It is absurd, too, that a farmer living on one side of an imaginary state line which separates his farm and the state in which it is located from that of his neighbor living on the other side of the imaginary line in another state, should have to deal with his neighbor as if he were a foreigner in a foreign land and under foreign laws.
Again, the multiplication of decisions on all subjects has reached a point where practise by precedent, to be exhaustive and thorough, has become practically impossible; and so the problem that confronted the Roman emperors, and terminated in the Pandects of Justinian, is now demanding immediate solution at the hands of American legislators, lawyers, and jurists.
So, you see, my ambitious young friend, that by no means all has been done in the law, and that what has been done is so bulky, unorganized, and confused, that even to reduce, rationalize, and systematize it is the greatest task of all. The trouble will therefore be with yourself, and not with conditions, if you remain an underling in this great profession.
Take literature—take imaginative literature. More can be said on its possibilities than on those of the law—and I enlarged upon the unexplored fields of the law merely to outline the immensity of the great things yet to be done in the law's domain. Is it not plain that the great novel of modern society is yet to be written? The contest between human nature and the complex machinery of our industrial system, and the mastery of human nature over the latter, present a theme such as Homer, or Vergil, or Dante never had.
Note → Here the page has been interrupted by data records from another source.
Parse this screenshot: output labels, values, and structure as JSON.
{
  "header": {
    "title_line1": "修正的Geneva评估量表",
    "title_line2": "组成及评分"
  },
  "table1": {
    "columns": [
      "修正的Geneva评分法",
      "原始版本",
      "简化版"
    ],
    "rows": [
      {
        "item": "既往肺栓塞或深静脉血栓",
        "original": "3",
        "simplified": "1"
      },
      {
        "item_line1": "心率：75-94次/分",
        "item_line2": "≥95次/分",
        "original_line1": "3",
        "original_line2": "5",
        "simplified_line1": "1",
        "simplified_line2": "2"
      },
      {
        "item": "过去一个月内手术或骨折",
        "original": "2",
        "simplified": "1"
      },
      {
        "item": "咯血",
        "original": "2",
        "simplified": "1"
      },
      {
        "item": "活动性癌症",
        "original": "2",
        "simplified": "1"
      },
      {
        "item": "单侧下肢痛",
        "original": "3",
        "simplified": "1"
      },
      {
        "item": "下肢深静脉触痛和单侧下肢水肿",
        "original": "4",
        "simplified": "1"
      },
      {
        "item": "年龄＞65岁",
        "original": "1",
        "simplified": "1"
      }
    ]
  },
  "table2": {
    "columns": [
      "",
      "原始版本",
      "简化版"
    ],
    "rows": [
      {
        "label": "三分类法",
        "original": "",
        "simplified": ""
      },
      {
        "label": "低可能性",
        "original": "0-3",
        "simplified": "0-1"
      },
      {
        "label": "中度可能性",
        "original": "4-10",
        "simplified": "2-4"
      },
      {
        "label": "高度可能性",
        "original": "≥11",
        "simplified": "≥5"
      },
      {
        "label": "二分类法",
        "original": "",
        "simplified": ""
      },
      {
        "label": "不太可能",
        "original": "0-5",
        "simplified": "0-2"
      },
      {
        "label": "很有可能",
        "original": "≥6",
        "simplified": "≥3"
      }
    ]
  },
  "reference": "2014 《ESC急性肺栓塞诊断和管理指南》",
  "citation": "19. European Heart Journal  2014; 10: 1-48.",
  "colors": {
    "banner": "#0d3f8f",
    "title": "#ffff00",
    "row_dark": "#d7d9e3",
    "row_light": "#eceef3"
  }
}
The world awaits this genius! If you are not he, but talented in that direction, there are a thousand phases of American life that are of permanent historic value, which are rapidly passing away forever, and need to be perpetuated by literature and art.
In poetry, the master singer of modern days has not yet appeared. There have been faint signs of him, a suggestion of him, an indistinct prophecy of him, in nearly all of the world's singers for a hundred years. Some day he will come. It may be soon, and then he will sound that note which shall again thrill the hearts and again turn heavenward the eyes of men all round the world.
The point I am making is that the great things in poetry have not all been done. On the contrary, it is the same old cry the world has heard since Homer. Until Shakespeare wrote, it appeared, to those who had no vision, that the immortal things in literature had all been done. But these immortal things and things not immortal, things permanent and things temporary, were only food and material for Shakespeare.
Literature, then, has only been furnishing the materials—the timber—for the structure that is yet to be built. But the timber is noble in dimension, and they must be giants who use it. If you are a giant, your task awaits you.
"It is nonsense to talk of any great war in which this country will ever be engaged," said a wise and experienced public man to me one day, in discussing our future. "There is no place in the world for distinguished service by an American soldier. He can wear his uniform; he can study his tactics; he can be a warrior of the ball-room; but, after all, he is only a kind of policeman."
This conversation occurred some years ago. The fallacy of this conservative (shall we not say short-sighted, for sometimes they are mistaken for one another) man's conclusion has been revealed by recent events. And these events are only an index of similar possibilities. Not that we want war; not that it is desirable; not that it should not be avoided, if possible; but that the movement of the pawns by Events on the great chess-board of the world and history may force us to war, no matter how unwillingly.